Tradizionalmente vengono seminati 3-4 semi in postarelle distanti 15-25 cm (a paloni), o in file continue (a codroni) con distanze di 10 cm sulla fila e 40 cm tra una fila e l’altra. Tra Gennaio ed Aprile sono previsti 2-4 interventi di rincalzatura, sarchiatura e scerbatura, generalmente manuali o in parte assistiti dalla piccola meccanizzazione. La raccolta manuale avviene quando le piante sono in fase di senescenza ma non ancora completamente disseccate (melòngia), e consiste nell’estirpatura dell’intera pianta e nella realizzazione di covoni di forma più o meno cilindrica, che verranno lasciati sul campo o in altro sito per terminare l’essicazione e procedere con la trebbiatura.

La trebbiatura della cicerchia sarda può avvenire manualmente in aia oppure tramite macchinari atti alla trebbiatura, adeguatamente tarati per evitare danneggiamenti di parte della produzione. Seguono le fasi della vagliatura (manuale per piccole quantità, necessariamente meccanica per quantitativi maggiori) e della sterilizzazione, quest’ultima obbligatoria vista la percentuale generalmente alta di semi guastati dai parassiti (coleotteri Bruchidae). Questa, se il legume è finalizzato all’uso familiare, può avvenire tramite immersione rapida in acqua bollente e rapidissima asciugatura (scotiadura), oppure passaggio in forno per pochi minuti. Per la vendita del prodotto è invece sempre opportuno fare riferimento ad un laboratorio di trasformazione che utilizzi appositi macchinari di sterilizzazione termica. Segue un’ultima fase di cernita, generalmente manuale.

STORIA E TERRITORIO

La cicerchia sarda è un legume storicamente coltivato in buona parte della Sardegna, ma oggi scomparso quasi ovunque perché abbandonato o soppiantato da varietà di cicerchia provenienti da altre regioni (generalmente dal centro-sud Italia), introdotte relativamente di recente.

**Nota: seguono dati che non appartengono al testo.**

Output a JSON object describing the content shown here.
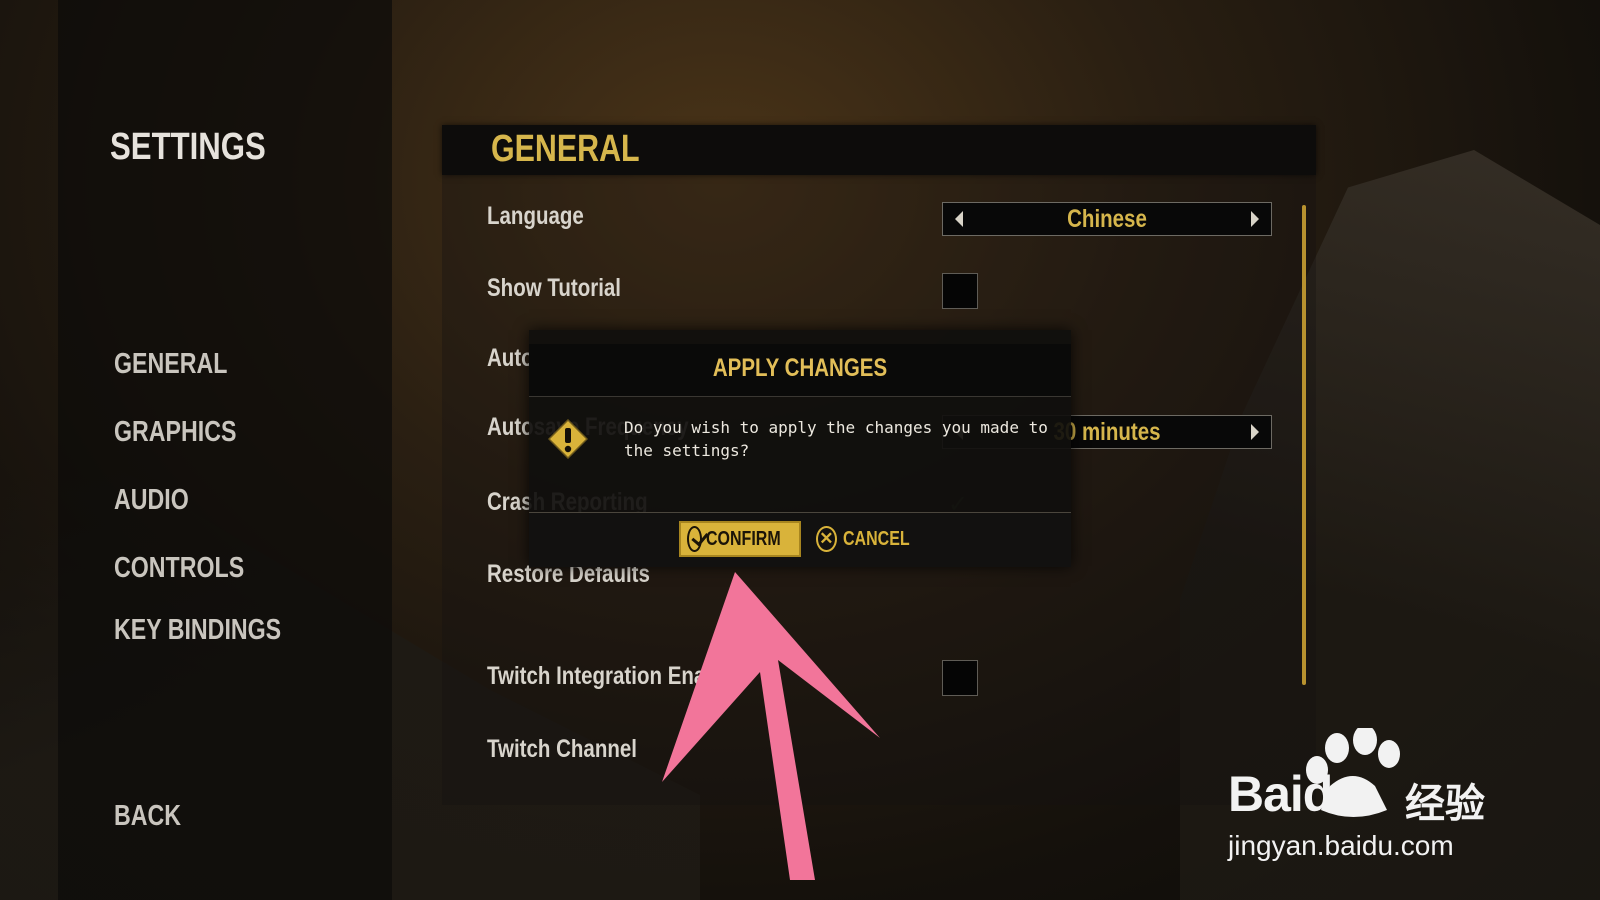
{
  "sidebar": {
    "title": "SETTINGS",
    "nav": [
      "GENERAL",
      "GRAPHICS",
      "AUDIO",
      "CONTROLS",
      "KEY BINDINGS"
    ],
    "back": "BACK"
  },
  "panel": {
    "title": "GENERAL",
    "rows": {
      "language": {
        "label": "Language",
        "value": "Chinese"
      },
      "show_tutorial": {
        "label": "Show Tutorial",
        "checked": false
      },
      "autosave": {
        "label": "Autosave"
      },
      "autosave_frequency": {
        "label": "Autosave Frequency",
        "value": "30 minutes"
      },
      "crash_reporting": {
        "label": "Crash Reporting",
        "checked": true
      },
      "restore_defaults": {
        "label": "Restore Defaults"
      },
      "twitch_integration": {
        "label": "Twitch Integration Enabled",
        "checked": false
      },
      "twitch_channel": {
        "label": "Twitch Channel"
      }
    }
  },
  "dialog": {
    "title": "APPLY CHANGES",
    "message": "Do you wish to apply the changes you made to the settings?",
    "confirm": "CONFIRM",
    "cancel": "CANCEL",
    "cancel_icon_glyph": "✕"
  },
  "watermark": {
    "brand": "Baidu",
    "cn": "经验",
    "url": "jingyan.baidu.com"
  },
  "colors": {
    "accent_gold": "#d6b64c",
    "annotation_pink": "#f2759a"
  },
  "icons": {
    "selector_left": "triangle-left-icon",
    "selector_right": "triangle-right-icon",
    "dialog_warning": "warning-diamond-icon",
    "confirm": "check-circle-icon",
    "cancel": "x-circle-icon"
  }
}
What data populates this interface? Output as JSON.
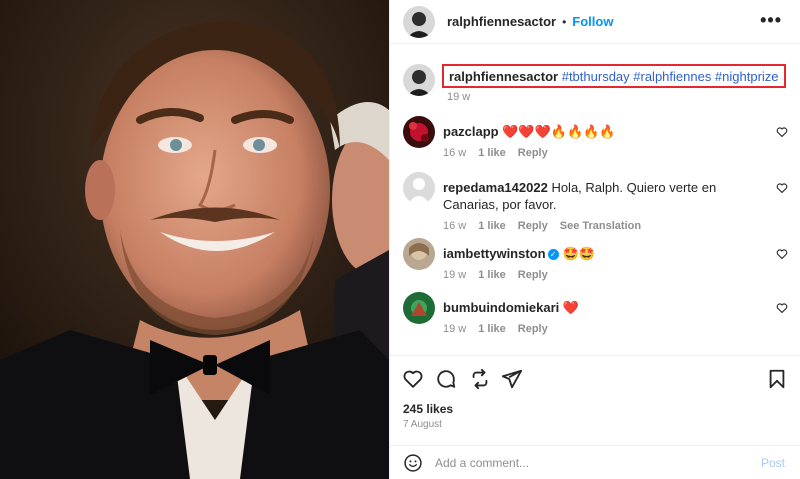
{
  "post": {
    "username": "ralphfiennesactor",
    "separator": "•",
    "follow_label": "Follow",
    "more_label": "•••"
  },
  "caption": {
    "username": "ralphfiennesactor",
    "hashtags": "#tbthursday #ralphfiennes #nightprize",
    "time": "19 w"
  },
  "comments": [
    {
      "username": "pazclapp",
      "text": "❤️❤️❤️🔥🔥🔥🔥",
      "time": "16 w",
      "likes": "1 like",
      "reply": "Reply"
    },
    {
      "username": "repedama142022",
      "text": "Hola, Ralph. Quiero verte en Canarias, por favor.",
      "time": "16 w",
      "likes": "1 like",
      "reply": "Reply",
      "translate": "See Translation"
    },
    {
      "username": "iambettywinston",
      "text": "🤩🤩",
      "time": "19 w",
      "likes": "1 like",
      "reply": "Reply"
    },
    {
      "username": "bumbuindomiekari",
      "text": "❤️",
      "time": "19 w",
      "likes": "1 like",
      "reply": "Reply"
    }
  ],
  "actions": {
    "likes": "245 likes",
    "date": "7 August"
  },
  "add_comment": {
    "placeholder": "Add a comment...",
    "post_label": "Post"
  },
  "colors": {
    "accent": "#0095f6",
    "highlight_border": "#e5282f",
    "hashtag": "#2f5fd0"
  }
}
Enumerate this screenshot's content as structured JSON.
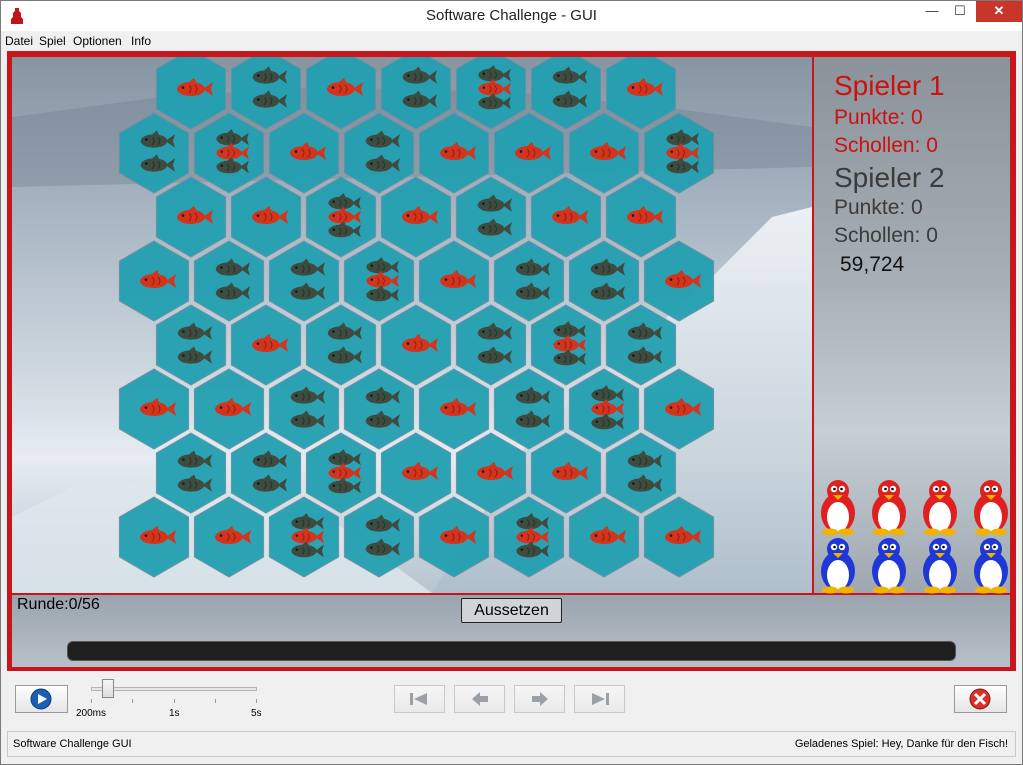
{
  "window": {
    "title": "Software Challenge - GUI"
  },
  "menu": [
    "Datei",
    "Spiel",
    "Optionen",
    "Info"
  ],
  "players": [
    {
      "name": "Spieler 1",
      "points_label": "Punkte: 0",
      "floes_label": "Schollen: 0",
      "color": "#cc1111"
    },
    {
      "name": "Spieler 2",
      "points_label": "Punkte: 0",
      "floes_label": "Schollen: 0",
      "color": "#3b3b3b"
    }
  ],
  "timer": "59,724",
  "board": {
    "rows": [
      [
        1,
        2,
        1,
        2,
        3,
        2,
        1
      ],
      [
        2,
        3,
        1,
        2,
        1,
        1,
        1,
        3
      ],
      [
        1,
        1,
        3,
        1,
        2,
        1,
        1
      ],
      [
        1,
        2,
        2,
        3,
        1,
        2,
        2,
        1
      ],
      [
        2,
        1,
        2,
        1,
        2,
        3,
        2
      ],
      [
        1,
        1,
        2,
        2,
        1,
        2,
        3,
        1
      ],
      [
        2,
        2,
        3,
        1,
        1,
        1,
        2
      ],
      [
        1,
        1,
        3,
        2,
        1,
        3,
        1,
        1
      ]
    ],
    "legend": {
      "1": "one red fish",
      "2": "two dark fish",
      "3": "three fish"
    },
    "colors": {
      "tile": "#22a0b1",
      "red_fish": "#d4341d",
      "dark_fish": "#3e4b3f"
    }
  },
  "penguins": {
    "red_count": 4,
    "blue_count": 4,
    "red_color": "#e02020",
    "blue_color": "#1f37d6"
  },
  "round_label": "Runde:0/56",
  "pass_button": "Aussetzen",
  "progress": 0,
  "speed": {
    "labels": [
      "200ms",
      "1s",
      "5s"
    ]
  },
  "status": {
    "left": "Software Challenge GUI",
    "right": "Geladenes Spiel: Hey, Danke für den Fisch!"
  },
  "accents": {
    "frame": "#c8161a",
    "close": "#c7352b"
  }
}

Oggi la cicerchia sarda risulta relegata a piccoli impianti produttivi in Marmilla, dove rappresenta un legume della tradizione, ricordato praticamente da tutti ed in particolar modo dagli anziani. A tutti gli effetti la Marmilla e gli altri territori confinanti dove la varietà è presente in soli impianti familiari ed hobbistici (in particolare Linas, Monreale e Trexenta) rappresentano gli unici distretti dove la coltura, anche sviluppata per scopi economici, ha mantenuto una continuità nel tempo. Con le varietà commerciali di cicerchia, coltivata in impianti estesi anche alcuni ettari, le regole produttive sono state in parte o del tutto abbandonate a favore dell’alta meccanizzazione e dell’uso di sostanze chimiche di sintesi (es. diserbanti in luogo delle operazioni di scerbatura).

I produttori di cicerchia sarda continuano ad operare secondo la tradizione, soprattutto negli impianti di minori dimensioni.

Tra i produttori che si sono impegnati nel recupero di questo legume l’Azienda Agricola Sa Laurera che è parte della rete QualityFind.

Ed è proprio per la produzione di cicerchia che l’Azienda Agricola Sa Laurera di Villanovaforru si è aggiudicata il Arca Deli 2016 per il recupero e la messa in produzione della varietà locale di cicerchia Lathyrus sativus “Inchixa. Unica azienda italiana ad aver vinto nel 2016 e primo legume sardo ad aver ricevuto un riconoscimento internazionale.